Amerikaanse inflatiedruk houdt aan
Groeicijfer Amerikaanse economie lager dan verwacht
Het groeicijfer van de Amerikaanse economie over het eerste kwartaal bleef achter bij de verwachtingen. De groei kwam uit op 1,6% op jaarbasis, terwijl een groei van 2,5% verwacht werd. Op het eerste oog een teleurstellend groeicijfer, maar onderliggend is het beeld minder somber. Zo droegen vooral de volatielere componenten van de voorraadopbouw en de netto export negatief bij. Daarnaast bleven de overheidsbestedingen achter bij de verwachtingen. De consumentenbestedingen en de investeringen laten daarentegen een robuust beeld zien met een groei van 3,1%. Het beeld bij de andere macro-economische data was gemengd. Zo daalden de werkloosheidsuitkeringen harder dan verwacht, maar viel het consumentenvertrouwen (University of Michigan) iets verder terug dan werd verwacht. Daarnaast stegen de leidende indicatoren van diverse regionale centrale banken harder dan verwacht, terwijl de inkoopmanagersindices (S&P Global) juist verrassend daalden. De inkoopmanagers-index van de industrie (PMI Manufacturing) daalde van 51,9 naar 49,9 en duidt dus weer op krimp. Per saldo duiden alle data nog steeds op robuuste economische groei.
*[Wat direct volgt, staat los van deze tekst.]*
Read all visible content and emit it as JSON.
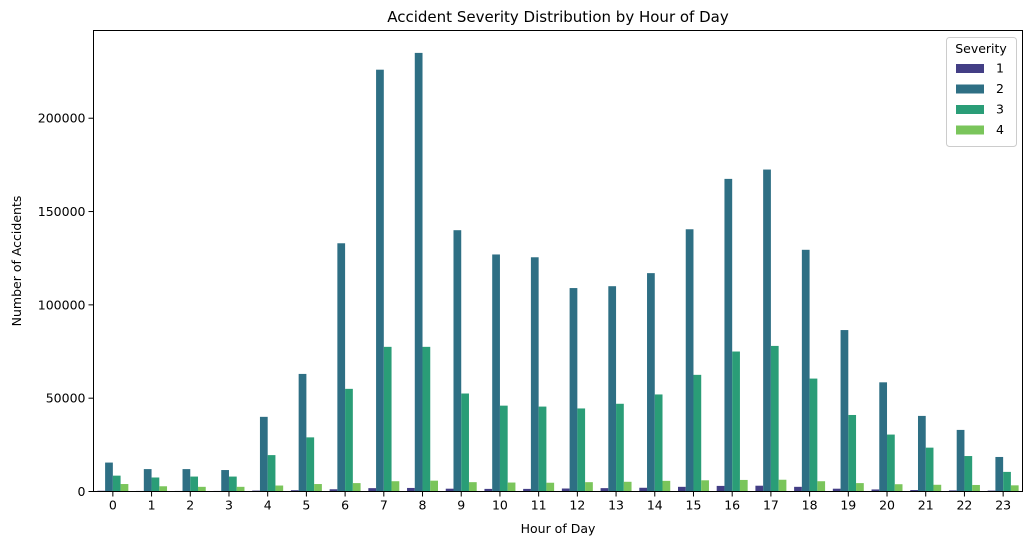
{
  "chart_data": {
    "type": "bar",
    "title": "Accident Severity Distribution by Hour of Day",
    "xlabel": "Hour of Day",
    "ylabel": "Number of Accidents",
    "categories": [
      "0",
      "1",
      "2",
      "3",
      "4",
      "5",
      "6",
      "7",
      "8",
      "9",
      "10",
      "11",
      "12",
      "13",
      "14",
      "15",
      "16",
      "17",
      "18",
      "19",
      "20",
      "21",
      "22",
      "23"
    ],
    "ylim": [
      0,
      247000
    ],
    "yticks": [
      0,
      50000,
      100000,
      150000,
      200000
    ],
    "ytick_labels": [
      "0",
      "50000",
      "100000",
      "150000",
      "200000"
    ],
    "grid": false,
    "legend": {
      "title": "Severity",
      "placement": "top-right"
    },
    "series": [
      {
        "name": "1",
        "color": "#433e85",
        "values": [
          400,
          300,
          300,
          300,
          500,
          700,
          1200,
          1800,
          1900,
          1500,
          1400,
          1400,
          1600,
          1800,
          2000,
          2500,
          3000,
          3100,
          2500,
          1500,
          1100,
          800,
          600,
          500
        ]
      },
      {
        "name": "2",
        "color": "#2e6f84",
        "values": [
          15500,
          12000,
          12000,
          11500,
          40000,
          63000,
          133000,
          226000,
          235000,
          140000,
          127000,
          125500,
          109000,
          110000,
          117000,
          140500,
          167500,
          172500,
          129500,
          86500,
          58500,
          40500,
          33000,
          18500
        ]
      },
      {
        "name": "3",
        "color": "#2a9d77",
        "values": [
          8500,
          7500,
          8000,
          8000,
          19500,
          29000,
          55000,
          77500,
          77500,
          52500,
          46000,
          45500,
          44500,
          47000,
          52000,
          62500,
          75000,
          78000,
          60500,
          41000,
          30500,
          23500,
          19000,
          10500
        ]
      },
      {
        "name": "4",
        "color": "#7ac55b",
        "values": [
          4000,
          2800,
          2500,
          2500,
          3200,
          4000,
          4500,
          5500,
          5800,
          5000,
          4800,
          4700,
          5000,
          5200,
          5700,
          6000,
          6200,
          6300,
          5500,
          4500,
          3900,
          3600,
          3500,
          3300
        ]
      }
    ]
  }
}
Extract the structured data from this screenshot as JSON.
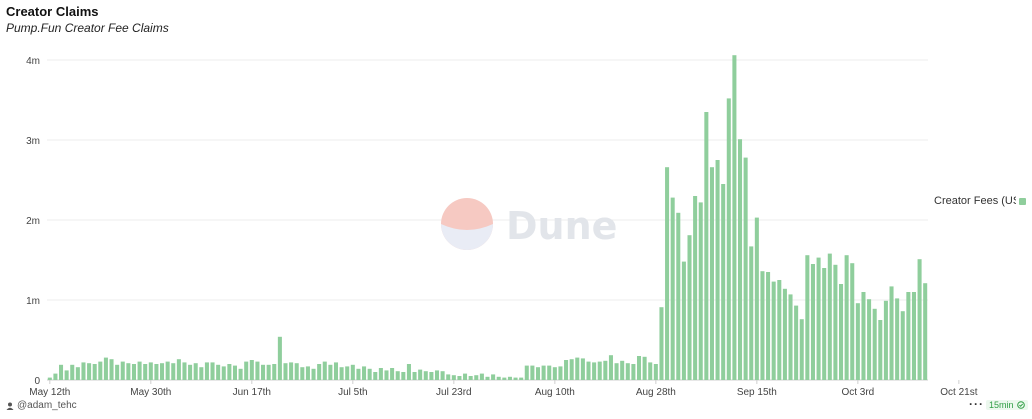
{
  "title": "Creator Claims",
  "subtitle": "Pump.Fun Creator Fee Claims",
  "watermark": "Dune",
  "author": "@adam_tehc",
  "refresh_label": "15min",
  "more_icon": "ellipsis-icon",
  "colors": {
    "bar": "#8fce9c",
    "grid": "#ececec",
    "axis_text": "#444444",
    "watermark_top": "#f6c9c2",
    "watermark_bottom": "#e9ecf5",
    "watermark_text": "#e2e5ea"
  },
  "chart_data": {
    "type": "bar",
    "title": "Creator Claims",
    "subtitle": "Pump.Fun Creator Fee Claims",
    "xlabel": "",
    "ylabel": "",
    "grid": true,
    "legend_position": "right",
    "ylim": [
      0,
      4200000
    ],
    "yticks": [
      {
        "value": 0,
        "label": "0"
      },
      {
        "value": 1000000,
        "label": "1m"
      },
      {
        "value": 2000000,
        "label": "2m"
      },
      {
        "value": 3000000,
        "label": "3m"
      },
      {
        "value": 4000000,
        "label": "4m"
      }
    ],
    "xtick_labels": [
      {
        "index": 0,
        "label": "May 12th"
      },
      {
        "index": 18,
        "label": "May 30th"
      },
      {
        "index": 36,
        "label": "Jun 17th"
      },
      {
        "index": 54,
        "label": "Jul 5th"
      },
      {
        "index": 72,
        "label": "Jul 23rd"
      },
      {
        "index": 90,
        "label": "Aug 10th"
      },
      {
        "index": 108,
        "label": "Aug 28th"
      },
      {
        "index": 126,
        "label": "Sep 15th"
      },
      {
        "index": 144,
        "label": "Oct 3rd"
      },
      {
        "index": 162,
        "label": "Oct 21st"
      }
    ],
    "series": [
      {
        "name": "Creator Fees (USD)",
        "values": [
          30000,
          80000,
          190000,
          120000,
          190000,
          160000,
          220000,
          210000,
          200000,
          230000,
          280000,
          260000,
          190000,
          230000,
          210000,
          200000,
          230000,
          200000,
          220000,
          200000,
          210000,
          230000,
          210000,
          260000,
          220000,
          190000,
          210000,
          160000,
          220000,
          220000,
          190000,
          170000,
          200000,
          180000,
          140000,
          230000,
          250000,
          230000,
          190000,
          190000,
          200000,
          540000,
          210000,
          220000,
          210000,
          160000,
          170000,
          140000,
          200000,
          230000,
          190000,
          220000,
          160000,
          170000,
          190000,
          140000,
          170000,
          140000,
          100000,
          150000,
          120000,
          150000,
          110000,
          100000,
          200000,
          100000,
          130000,
          110000,
          100000,
          120000,
          110000,
          70000,
          60000,
          50000,
          80000,
          50000,
          60000,
          80000,
          40000,
          70000,
          40000,
          30000,
          40000,
          30000,
          30000,
          180000,
          180000,
          160000,
          180000,
          180000,
          160000,
          170000,
          250000,
          260000,
          280000,
          270000,
          230000,
          220000,
          230000,
          240000,
          310000,
          210000,
          240000,
          210000,
          200000,
          300000,
          290000,
          220000,
          200000,
          910000,
          2660000,
          2280000,
          2090000,
          1480000,
          1810000,
          2300000,
          2220000,
          3350000,
          2660000,
          2750000,
          2450000,
          3520000,
          4060000,
          3010000,
          2780000,
          1670000,
          2030000,
          1360000,
          1350000,
          1230000,
          1250000,
          1140000,
          1070000,
          930000,
          760000,
          1560000,
          1450000,
          1530000,
          1400000,
          1580000,
          1440000,
          1200000,
          1560000,
          1460000,
          960000,
          1100000,
          1010000,
          890000,
          750000,
          990000,
          1170000,
          1020000,
          860000,
          1100000,
          1100000,
          1510000,
          1210000
        ]
      }
    ]
  }
}
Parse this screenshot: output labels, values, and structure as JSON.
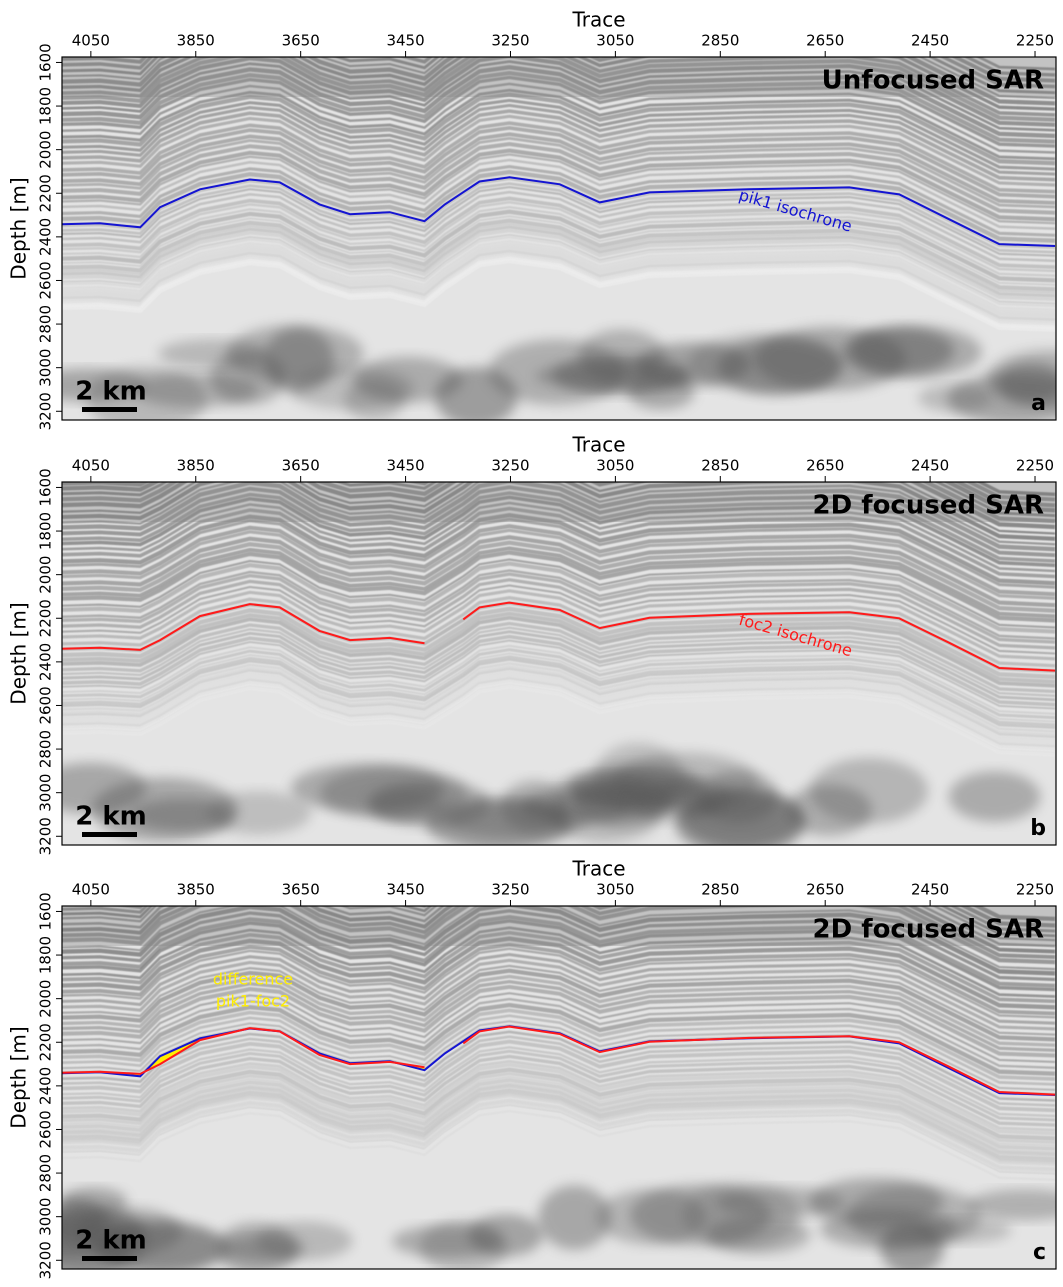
{
  "chart_data": [
    {
      "type": "line",
      "title": "Unfocused SAR",
      "panel_label": "a",
      "x_label": "Trace",
      "y_label": "Depth [m]",
      "scale_label": "2 km",
      "xlim": [
        4105,
        2210
      ],
      "ylim": [
        3240,
        1575
      ],
      "xticks": [
        4050,
        3850,
        3650,
        3450,
        3250,
        3050,
        2850,
        2650,
        2450,
        2250
      ],
      "yticks": [
        1600,
        1800,
        2000,
        2200,
        2400,
        2600,
        2800,
        3000,
        3200
      ],
      "x": [
        4105,
        4033,
        3956,
        3918,
        3842,
        3747,
        3690,
        3614,
        3556,
        3480,
        3414,
        3375,
        3340,
        3309,
        3252,
        3156,
        3080,
        2985,
        2795,
        2604,
        2509,
        2414,
        2318,
        2212
      ],
      "series": [
        {
          "name": "pik1 isochrone",
          "color": "#1414d2",
          "values": [
            2342,
            2338,
            2356,
            2264,
            2182,
            2137,
            2150,
            2251,
            2296,
            2287,
            2328,
            2251,
            2195,
            2146,
            2127,
            2159,
            2242,
            2196,
            2182,
            2173,
            2205,
            2319,
            2433,
            2442
          ]
        }
      ]
    },
    {
      "type": "line",
      "title": "2D focused SAR",
      "panel_label": "b",
      "x_label": "Trace",
      "y_label": "Depth [m]",
      "scale_label": "2 km",
      "xlim": [
        4105,
        2210
      ],
      "ylim": [
        3240,
        1575
      ],
      "xticks": [
        4050,
        3850,
        3650,
        3450,
        3250,
        3050,
        2850,
        2650,
        2450,
        2250
      ],
      "yticks": [
        1600,
        1800,
        2000,
        2200,
        2400,
        2600,
        2800,
        3000,
        3200
      ],
      "x": [
        4105,
        4033,
        3956,
        3918,
        3842,
        3747,
        3690,
        3614,
        3556,
        3480,
        3414,
        3375,
        3340,
        3309,
        3252,
        3156,
        3080,
        2985,
        2795,
        2604,
        2509,
        2414,
        2318,
        2212
      ],
      "series": [
        {
          "name": "foc2 isochrone",
          "color": "#ff1a1a",
          "values": [
            2340,
            2335,
            2345,
            2300,
            2190,
            2135,
            2150,
            2258,
            2300,
            2290,
            2315,
            null,
            2205,
            2150,
            2128,
            2162,
            2245,
            2198,
            2180,
            2172,
            2200,
            2312,
            2428,
            2440
          ]
        }
      ]
    },
    {
      "type": "line",
      "title": "2D focused SAR",
      "panel_label": "c",
      "x_label": "Trace",
      "y_label": "Depth [m]",
      "scale_label": "2 km",
      "annotation": [
        "difference",
        "pik1-foc2"
      ],
      "difference_color": "#ffee00",
      "xlim": [
        4105,
        2210
      ],
      "ylim": [
        3240,
        1575
      ],
      "xticks": [
        4050,
        3850,
        3650,
        3450,
        3250,
        3050,
        2850,
        2650,
        2450,
        2250
      ],
      "yticks": [
        1600,
        1800,
        2000,
        2200,
        2400,
        2600,
        2800,
        3000,
        3200
      ],
      "x": [
        4105,
        4033,
        3956,
        3918,
        3842,
        3747,
        3690,
        3614,
        3556,
        3480,
        3414,
        3375,
        3340,
        3309,
        3252,
        3156,
        3080,
        2985,
        2795,
        2604,
        2509,
        2414,
        2318,
        2212
      ],
      "series": [
        {
          "color": "#1414d2",
          "values": [
            2342,
            2338,
            2356,
            2264,
            2182,
            2137,
            2150,
            2251,
            2296,
            2287,
            2328,
            2251,
            2195,
            2146,
            2127,
            2159,
            2242,
            2196,
            2182,
            2173,
            2205,
            2319,
            2433,
            2442
          ]
        },
        {
          "color": "#ff1a1a",
          "values": [
            2340,
            2335,
            2345,
            2300,
            2190,
            2135,
            2150,
            2258,
            2300,
            2290,
            2315,
            null,
            2205,
            2150,
            2128,
            2162,
            2245,
            2198,
            2180,
            2172,
            2200,
            2312,
            2428,
            2440
          ]
        }
      ]
    }
  ]
}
Inkoopmanagersindices VS vallen wat terug
Bron: Bloomberg, Achmea IM
Inflatiedruk VS hardnekkig hoog
Bron: Bloomberg, Achmea IM
Kans op renteverlaging Fed afgenomen
Het aantal ingeprijsde renteverlagingen dit jaar door de Fed is verder afgenomen. Door de onderliggende robuuste economie en de aanhoudende inflatiedruk wordt het vooruitzicht van een eerste renteverlaging steeds verder de toekomst in geschoven. Zo steeg de PCE deflator in maart iets harder dan verwacht, van 2,5% naar 2,7% jaar-op-jaar. De PCE core deflator, exclusief de energie- en voedselcomponent, bleef onveranderd op 2,8%. Begin maart werd een vrijwel zekere eerste renteverlaging voor de Fed-vergadering in juni ingeprijsd, inmiddels is die kans nog maar circa 12%. De eerste renteverlaging wordt nu pas eind dit jaar verwacht. Aan het begin van het jaar werd nog een renteverlaging ingeprijsd van circa 1,5% voor heel 2024. Momenteel is dat nog maar 0,34%. De ingeprijsde beleidsrente per eind 2024 bevindt zich nu op circa 5%. Dit is het hoogste niveau sinds deze verkrappingscyclus in 2022 begon.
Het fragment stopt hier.